En multipliant les éléments connotés « psychanalyse amusante », il camoufle la rupture de ton sous une continuité frivole et propose à son film un grand écart aussi grisant que gracieux. Celui qui grince, c’est Temple, écartelé entre une salope qu’il aimerait bien récupérer et une folle qu’il hésite à suivre dans ses délires de sacrifice. Considérer les femmes soit comme des salopes, soit comme des folles est bien sûr exagéré et très contestable… Bonitzer, lui, à la suite de Michel Leiris dans L’Age d’homme, préfère distinguer les Lucrèce et les Judith. C’est le point de vue, éternel, du « vagin denté ». Toujours est-il que le film s’offre le luxe de suivre ces deux pistes divergentes sans se désunir. Avec la scène des confidences sexuelles de Juliette, il s’offre même un second « clou » comique. Avant d’accuser une nette baisse de régime.
Tout fier, et à juste titre, de son habileté à tisser son intrigue de deux fils antagonistes mais entremêlés, d’un motif et d’un contre-motif, le scénariste Bonitzer finit par en demander un peu trop au cinéaste Bonitzer. Le premier exige du second que les quatre personnages principaux soient soumis à une unité de temps et de lieu. Réunis dans un chalet de montagne, Temple, Juliette, Sauveur et Aurélie ont l’air d’être convoqués pour une séance de brainstorming scénaristique (« à la Rivette » ?). Mais le coup de force se fait soudain trop visible, et la mise en scène peine à y répondre. Rien de bien neuf ne surgit de cette confrontation trop artificielle, sinon une grosse dose d’explicite, un travers que le film avait su éviter jusque-là. Lors de leur retour en train, Juliette et Aurélie se livreront à une conversation étiquetée « les filles parlent de cul » qui sent trop le fantasme de mec et la scène à faire pour être vraiment réussie. Il faudra attendre que tout ce petit monde regagne Paris pour que Rien sur Robert retrouve son peps et son mordant.

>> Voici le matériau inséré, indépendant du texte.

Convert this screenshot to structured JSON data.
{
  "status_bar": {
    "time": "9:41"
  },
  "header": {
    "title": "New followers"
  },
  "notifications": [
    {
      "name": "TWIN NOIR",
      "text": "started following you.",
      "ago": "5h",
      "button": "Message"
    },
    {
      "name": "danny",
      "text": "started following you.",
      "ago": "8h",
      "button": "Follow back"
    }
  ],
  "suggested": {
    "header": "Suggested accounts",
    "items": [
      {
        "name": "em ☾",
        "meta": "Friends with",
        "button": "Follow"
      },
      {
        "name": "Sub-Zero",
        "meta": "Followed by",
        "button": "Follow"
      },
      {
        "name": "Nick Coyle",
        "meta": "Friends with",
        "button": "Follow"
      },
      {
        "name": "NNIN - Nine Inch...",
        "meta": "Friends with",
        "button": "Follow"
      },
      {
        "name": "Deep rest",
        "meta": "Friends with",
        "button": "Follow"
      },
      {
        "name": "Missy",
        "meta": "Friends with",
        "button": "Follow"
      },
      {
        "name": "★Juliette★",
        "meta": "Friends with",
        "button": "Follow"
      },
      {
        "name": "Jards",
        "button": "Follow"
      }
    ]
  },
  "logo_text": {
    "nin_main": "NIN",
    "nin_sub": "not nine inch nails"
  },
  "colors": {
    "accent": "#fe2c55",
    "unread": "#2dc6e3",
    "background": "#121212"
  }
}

Reprenant les choses là où il les avait laissées, puisque l’escapade montagnarde n’a servi qu’à démontrer par l’absurde qu’elle était frappée d’inutilité, Bonitzer rattrape le temps perdu et achève de démontrer sa capacité à coincer le rire dans la gorge. Seul au milieu de la rue, vu de dos, Didier Temple doit se dire que la liberté réside parfois dans l’encombrement et le mixage. La réussite presque parfaite de Rien sur Robert s’appuie sur la vérité de cet axiome.